Why not prostate cancer? Get the guys involved. Strike fear into their hearts like it has permeated ours. We all know that one in every eight women will probably get breast cancer. One out of those 35 will die. Some will lose a breast; some will lose two. We are reminded of our vulnerability, our mortality, the possibility that an essential part of what makes us female, part of what makes us sexy, will be torn from our bodies.
So why not prostate cancer, the second leading killer of men after lung cancer? More than 230,000 men will be diagnosed with prostate cancer this year; at least 30,000 will die. But more frightening is that the treatment, which may save their lives, can make them impotent. The T-shirts and slogans I found on-line were dead serious – and not funny.
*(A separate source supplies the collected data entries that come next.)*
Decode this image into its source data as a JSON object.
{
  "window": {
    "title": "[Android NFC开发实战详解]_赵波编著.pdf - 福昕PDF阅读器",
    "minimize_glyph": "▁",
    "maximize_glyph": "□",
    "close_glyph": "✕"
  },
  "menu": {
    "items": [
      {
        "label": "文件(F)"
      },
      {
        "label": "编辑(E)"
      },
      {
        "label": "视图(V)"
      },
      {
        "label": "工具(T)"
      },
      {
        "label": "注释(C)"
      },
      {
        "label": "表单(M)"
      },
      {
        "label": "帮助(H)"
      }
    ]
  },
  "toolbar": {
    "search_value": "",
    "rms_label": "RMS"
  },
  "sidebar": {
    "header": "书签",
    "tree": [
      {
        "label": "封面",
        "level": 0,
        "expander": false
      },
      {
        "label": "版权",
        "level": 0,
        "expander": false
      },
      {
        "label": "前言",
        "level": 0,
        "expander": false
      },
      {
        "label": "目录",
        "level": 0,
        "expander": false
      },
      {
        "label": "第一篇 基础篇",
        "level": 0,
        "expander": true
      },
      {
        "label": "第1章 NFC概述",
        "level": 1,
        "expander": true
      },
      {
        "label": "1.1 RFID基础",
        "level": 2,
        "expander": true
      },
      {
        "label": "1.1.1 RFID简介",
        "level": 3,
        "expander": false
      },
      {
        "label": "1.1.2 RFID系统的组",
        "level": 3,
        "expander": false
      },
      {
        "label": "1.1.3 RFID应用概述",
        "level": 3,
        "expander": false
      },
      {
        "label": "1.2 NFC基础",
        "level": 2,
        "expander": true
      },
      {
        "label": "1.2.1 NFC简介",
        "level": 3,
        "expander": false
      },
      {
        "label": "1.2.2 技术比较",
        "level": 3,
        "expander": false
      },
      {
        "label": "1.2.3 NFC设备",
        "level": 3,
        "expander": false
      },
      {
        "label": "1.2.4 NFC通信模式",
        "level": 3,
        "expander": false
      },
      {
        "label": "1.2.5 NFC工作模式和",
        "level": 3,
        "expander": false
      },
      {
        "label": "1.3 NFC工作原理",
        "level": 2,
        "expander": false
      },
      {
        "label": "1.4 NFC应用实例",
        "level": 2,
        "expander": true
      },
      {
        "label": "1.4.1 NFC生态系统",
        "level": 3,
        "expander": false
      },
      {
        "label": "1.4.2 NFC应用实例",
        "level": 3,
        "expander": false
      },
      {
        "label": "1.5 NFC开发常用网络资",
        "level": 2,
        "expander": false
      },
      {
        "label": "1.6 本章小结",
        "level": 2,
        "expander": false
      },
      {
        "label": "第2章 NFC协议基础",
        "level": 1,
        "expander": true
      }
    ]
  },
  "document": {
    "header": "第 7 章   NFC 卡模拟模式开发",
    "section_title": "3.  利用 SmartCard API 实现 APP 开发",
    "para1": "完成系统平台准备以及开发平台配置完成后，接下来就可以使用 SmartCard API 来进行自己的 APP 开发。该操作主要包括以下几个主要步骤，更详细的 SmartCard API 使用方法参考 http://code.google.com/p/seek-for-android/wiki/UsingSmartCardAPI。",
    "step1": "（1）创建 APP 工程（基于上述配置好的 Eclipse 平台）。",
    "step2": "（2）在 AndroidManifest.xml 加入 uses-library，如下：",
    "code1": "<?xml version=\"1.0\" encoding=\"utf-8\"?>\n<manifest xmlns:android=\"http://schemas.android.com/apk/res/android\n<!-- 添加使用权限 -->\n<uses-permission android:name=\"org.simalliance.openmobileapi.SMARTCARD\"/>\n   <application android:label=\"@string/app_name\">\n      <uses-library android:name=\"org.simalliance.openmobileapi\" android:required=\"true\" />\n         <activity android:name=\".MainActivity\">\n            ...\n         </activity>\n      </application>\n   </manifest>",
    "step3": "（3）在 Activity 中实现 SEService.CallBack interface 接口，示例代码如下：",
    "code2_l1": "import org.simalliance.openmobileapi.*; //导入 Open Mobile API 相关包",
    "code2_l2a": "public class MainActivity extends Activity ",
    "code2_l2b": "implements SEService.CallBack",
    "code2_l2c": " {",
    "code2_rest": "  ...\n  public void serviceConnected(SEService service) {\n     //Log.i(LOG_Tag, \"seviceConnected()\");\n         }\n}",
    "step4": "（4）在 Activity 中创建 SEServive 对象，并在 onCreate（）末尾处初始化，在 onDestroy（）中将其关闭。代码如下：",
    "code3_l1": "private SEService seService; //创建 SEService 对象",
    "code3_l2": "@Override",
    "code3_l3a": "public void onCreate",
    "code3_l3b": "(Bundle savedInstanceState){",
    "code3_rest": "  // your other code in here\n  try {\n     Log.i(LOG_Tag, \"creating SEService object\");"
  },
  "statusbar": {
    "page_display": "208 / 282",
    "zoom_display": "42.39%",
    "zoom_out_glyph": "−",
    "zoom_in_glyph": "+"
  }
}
Not funny at all.
CANCER CREEPS INTO UNEXPECTED PLACES
I had a dear old friend who had part of his jaw removed because of cancer. Afterwards, he talked like a wizened old chain-smoking Marine sergeant with half a chin, but he never lost his curmudgeonly sense of humor.
My friend Sean had a little slice of his nose removed years ago and still fears the cancer will come back and he will spend the rest of his life as a freak without a nose.
It's not that I don't appreciate the support: the Pink Glove Dance, the cheerleaders with their pink wigs and pom-poms, random sponsors who put the logo on their shopping bags, and celebrities who took time out of their schedules to sing or dance or speak out about breast cancer awareness. I totally appreciate all of that.
It's amazing how far we've come. Fifty years ago, we whispered about cancer, never saying its name — we called it the Big C. Fifty years ago, we girls made sure our bra straps didn't show through our blouses and we crossed our arms over our chests when we spoke to boys. Fifty years ago, we didn't know about breast cancer.
I just feel like we women with breast cancer are getting more attention than we deserve. It's not all about us.
Let's remember that the next time there is an enormous pink field day in Central Park there are thousands of unsung cancer victims that could use a little support.
How about a T-shirt that says something like: "The only thing worse than being part of a crowd of cancer survivors is getting cancer and feeling like you are all alone."